Google does the same. Search for Warsaw while in Poland, yet use english search words. Most results will come up for things in Warsaw, Indiana. Including pages which google has tagged with "Warsaw, Indiana" so they clearly know that's where the results are coming from.
I'm from Poland and I just searched for 'Warsaw', 'Warsaw car rental' and 'Warsaw law office' using incognito mode and google.com and all of the results were for Warsaw, Poland.
It also detected that I'm in Poland and asked me if I want to switch to polish Google and filter results in polish language.
Same in Sweden. If you want to know what channels football matches are airing on here the following searches yield entirely different results:
Fotbolls vm
Football World Cup
The former gives you the correct site with the channels listed as the first answer but the second one doesn’t even have the channels on the first page.
I live in the Netherlands but grew up in the U.S. and I often go back and forth between Dutch and English when searching(depending mostly on context). I have also used my google account while living in the U.S. and later in the Netherlands (this used to really mess up google calendar). I’ve been searching for “World Cup” (English) on google.com. I get results in English, but they are parsed from the national Dutch news channel and they link directly to highlight clips on their YouTube channel. Seems like there is a probably a lot of complex integration between Google and local broadcasters to pull that off, and it might work just for me because I spent a lot of time setting language and locale settings to try and accommodate my unique use case.
A filter bubble is building a story of previous searches to get more relevant results.
So the first time you search 'Python' on Google with no history it might prioritize snakes or the computer language, but after some clicks it will know better how to prioritize
Now, DDG correctly detects the country I'm in, but even with that set the results are weird and not always relevant.
Filters come in various forms, search history, language, location, OS, account-based history, etc.

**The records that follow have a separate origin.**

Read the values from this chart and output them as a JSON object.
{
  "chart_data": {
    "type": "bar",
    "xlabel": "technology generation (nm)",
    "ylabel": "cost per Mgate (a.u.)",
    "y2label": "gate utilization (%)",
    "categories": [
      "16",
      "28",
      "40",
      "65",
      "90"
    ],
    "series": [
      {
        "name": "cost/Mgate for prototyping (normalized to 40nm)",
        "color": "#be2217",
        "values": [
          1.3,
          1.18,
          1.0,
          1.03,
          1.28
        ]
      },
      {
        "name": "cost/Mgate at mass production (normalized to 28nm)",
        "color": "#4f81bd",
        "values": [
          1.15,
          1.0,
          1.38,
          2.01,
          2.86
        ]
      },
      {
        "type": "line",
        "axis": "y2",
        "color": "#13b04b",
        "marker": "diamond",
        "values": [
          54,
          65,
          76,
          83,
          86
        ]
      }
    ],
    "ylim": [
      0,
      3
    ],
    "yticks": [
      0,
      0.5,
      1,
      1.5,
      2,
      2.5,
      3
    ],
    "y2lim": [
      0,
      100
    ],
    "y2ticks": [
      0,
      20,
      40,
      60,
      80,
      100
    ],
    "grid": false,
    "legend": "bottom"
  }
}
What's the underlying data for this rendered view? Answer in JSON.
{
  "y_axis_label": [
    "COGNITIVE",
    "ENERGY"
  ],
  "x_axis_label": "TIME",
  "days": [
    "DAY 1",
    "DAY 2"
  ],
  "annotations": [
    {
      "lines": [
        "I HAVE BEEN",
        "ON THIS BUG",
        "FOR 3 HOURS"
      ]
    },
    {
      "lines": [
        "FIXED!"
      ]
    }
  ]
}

Filtering my results based on my location is still a filter bubble. Filtering it based on anything, and not just showing me exactly the same results as everyone else who searched the same query is the definition of a filter bubble.
People who don't want to be bubbled use DDG. It's a big part of the reason it exists, and you want that changed. What you actually want is another search engine, which is probably Google since they have the most functional (in the sense of utility derived by the end user) filter bubbles.
Learn to use a search engine. Why did this become a lost skill? You can tell it exactly what you want it to find using quotes or explicitly stating a locality.
- No geo prioritization. If I'm searching for things in (city I'm current in) I don't care for sites from companies located in (city in the US/Canada with the same name).
- You write "X in Y" (generic example) and autocomplete tries to "fix it with "Z in Y" thanks but I really mean "X in Y". Or sometimes it tries to fix it with even more unrelated things (though sometimes it makes sense).